El capítulo cuarto está dedicado al análisis de dos testimonios puntuales de la “extraviada nostalgia” de raigambre pasatista —a la cual aludía Raúl Porras Barrenechea en su Pequeña antología de Lima —; en él me ocuparé de los cuentos “Los eucaliptos”, incluido en Cuentos de circunstancias (1958) de Ribeyro y “Enredadera” de Loayza —parte del volumen Otras tardes (1985)—, que demuestran que, a pesar del interés de los escritores de la generación del 50 por representar las nuevas realidades que aquejaban a la ciudad a mediados de siglo, existió también en ellos un cierto apego por aquellas otras vinculadas al pasado y su relación conflictiva con el presente, realidades que estaban a punto de desaparecer en la Lima que les tocó vivir y que representaron en sus obras.
El capítulo cinco se desarrolla en torno a la experiencia de personajes adolescentes en cuatro diferentes textos: el cuento “Cara de Ángel” de Los inocentes (1961) de Oswaldo Reynoso (1931-2016), la novela corta Los cachorros (1967) de Mario Vargas Llosa y las más extensas Un mundo para Julius (1970) de Alfredo Bryce y Los hijos del orden (1973) de Luis Urteaga Cabrera (1940-2020). En todos ellos me interesa la representación de la ciudad, pero también la relación que los personajes establecen con ella para reconocer las diferencias entre personajes que provienen ya sea de sectores oprimidos y marginales, así como de la clase media e, incluso, como sucede en la novela de Bryce, de la oligarquía limeña.
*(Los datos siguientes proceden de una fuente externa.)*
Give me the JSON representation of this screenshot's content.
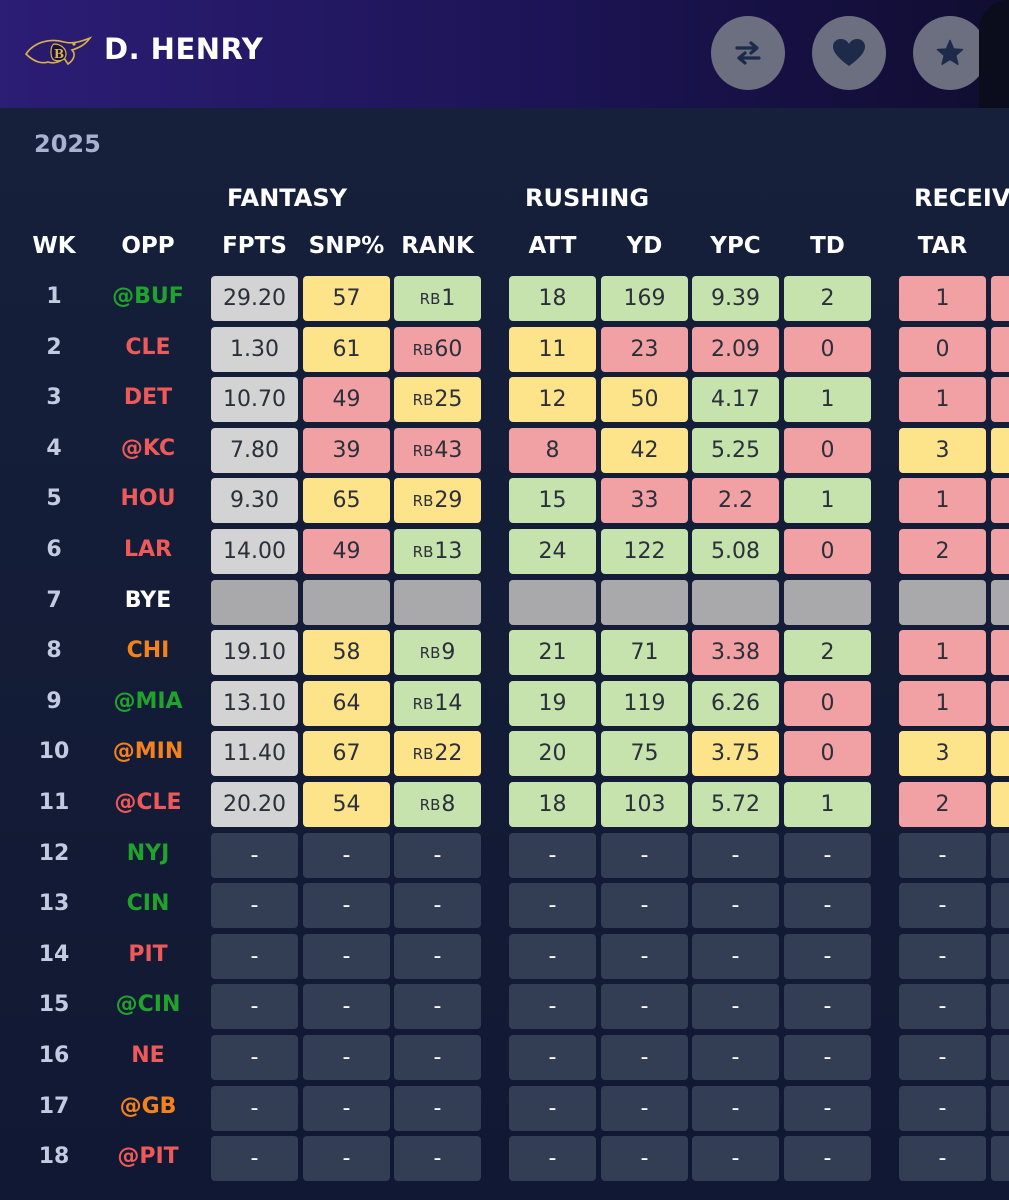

El sexto capítulo está dedicado a dos novelas escenificadas en dos espacios disimilares, los distritos de Chorrillos y La Victoria: Barrio de broncas (1971) de José Antonio Bravo (1937-2015) y Final del Porvenir (1992) de Augusto Higa. Lo particular de estos dos textos reside en el abordaje del espacio de los barrios en los que habitan ciertos sectores populares de Lima de mediados del siglo XX que, en su momento, se ubican en los extramuros de la ciudad: si bien la novela de Bravo pretende abarcar la historia del balneario de Chorrillos desde la época preincaica, el centro de las acciones se sitúa a mediados del siglo XX, más específicamente, en la década de los años 40; en la novela de Higa, en cambio, el eje cronológico se desplaza hacia la década de los años 50 y da cuenta de las transformaciones que sufren el barrio de El Porvenir y sus habitantes ante la creciente presión social ejercida por la llegada de los primeros migrantes a la capital.
Finalmente, el séptimo y último capítulo está dedicado a las novelas de Cronwell Jara, Montacerdos (1981) y Patíbulo para un caballo (1989), en las cuales se reconoce el surgimiento de un nuevo paradigma en la representación de la experiencia del habitante de la urbe que, sin lugar a dudas, se corresponde con las profundas transformaciones ocurridas a lo largo de un periodo de casi medio siglo. Como se verá más adelante, los textos de Jara presentan una serie de innovaciones que involucran no solo la construcción de un nuevo paisaje urbano asentado en el espacio de la barriada, sino el abandono del paradigma del realismo en la representación de la ciudad, así como la asimilación de un significativo número de referentes del canon literario hispanoamericano y peruano.